Querido Pai, fonte de toda a bondade e misericórdia,
pouco temos para Te dar, a não ser a nossa fragilidade.
Concede-nos o teu perdão e cura-nos com a tua compaixão.
Bendito sejas, Jesus, nosso Irmão amigo e salvador,
obrigado pela grandeza inesgotável do teu amor.
Espírito Santo, dá-nos um coração sábio e bom,
para que saiba ser generoso na arte de perdoar,
e curar a ferida da ofensa, fazendo da memória alegria de viver.
sábado, setembro 12, 2026
Sábado da 23ª semana do Tempo Comum (12 setembro)
Porque Me chamais ‘Senhor! Senhor!’, mas não fazeis o que vos digo? (cf. Lc 6, 43-49)
Jesus chama a Deus seu Pai, porque é e vive como Filho:
sente-se amado, enviado e mandatado a ser a sua Palavra.
Quem O vê, vê e conhece o Pai, na fidelidade à sua missão.
A sua aliança com a criação é a mesma aliança de Deus,
que fez com Noé e Moisés e Jesus renova na cruz.
Os cristãos dizem-se discípulos de Cristo
e, por isso, devem viver como Jesus nas opções de cada dia.
Devem dar os mesmos frutos que Jesus deu.
Devem ter um coração bom donde retiram as palavras
que anunciam e rezam, e as obras que praticam.
Rezamos o Pai nosso como papagaios,
sem prensarmos se tratamos os outros como irmãos
e se procuramos viver como Deus Pai, revelado por Jesus.
Até sabemos de cor frases do Evangelho
e as pregamos aos outros,
mas as palavras, às vezes, não acompanham a vida.
Contabilizamos as rezas e rituais religiosos,
mas nem sempre as unimos à coerência do seguimento de Jesus.

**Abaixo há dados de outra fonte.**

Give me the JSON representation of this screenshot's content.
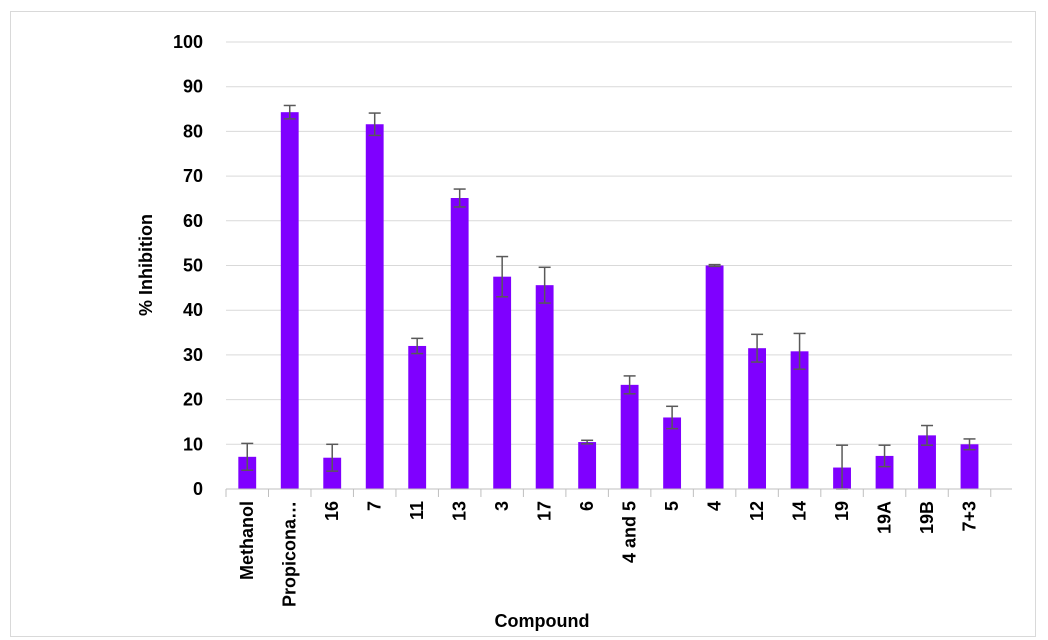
{
  "chart_data": {
    "type": "bar",
    "title": "",
    "xlabel": "Compound",
    "ylabel": "% Inhibition",
    "ylim": [
      0,
      100
    ],
    "yticks": [
      0,
      10,
      20,
      30,
      40,
      50,
      60,
      70,
      80,
      90,
      100
    ],
    "grid": true,
    "legend": "none",
    "bar_color": "#7F00FF",
    "error_bar_color": "#595959",
    "categories": [
      "Methanol",
      "Propicona…",
      "16",
      "7",
      "11",
      "13",
      "3",
      "17",
      "6",
      "4 and 5",
      "5",
      "4",
      "12",
      "14",
      "19",
      "19A",
      "19B",
      "7+3"
    ],
    "values": [
      7.2,
      84.3,
      7.0,
      81.6,
      32.0,
      65.1,
      47.5,
      45.6,
      10.5,
      23.3,
      16.0,
      50.0,
      31.5,
      30.8,
      4.8,
      7.4,
      12.0,
      10.0
    ],
    "errors": [
      3.0,
      1.5,
      3.0,
      2.5,
      1.7,
      2.0,
      4.5,
      4.0,
      0.4,
      2.0,
      2.5,
      0.2,
      3.1,
      4.0,
      5.0,
      2.4,
      2.2,
      1.2
    ]
  }
}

Querido Pai de Jesus, atrevo-me a chamar-Te Pai,
embora ainda não viva como teu Filho,
à imagem e semelhante do Verbo Divino encarnado.
Bom Jesus, que nos adotastes como teus irmãos,
dá-nos a força do teu Espírito para amar como Tu amas,
perdoar como Tu perdoas, ajudar como Tu ajudas.
Dá-nos, Senhor, um coração bom que se revela
nos bons frutos da justiça e da paz que louvam o Pai,
como discípulos do teu Filho e missionários da mesma missão.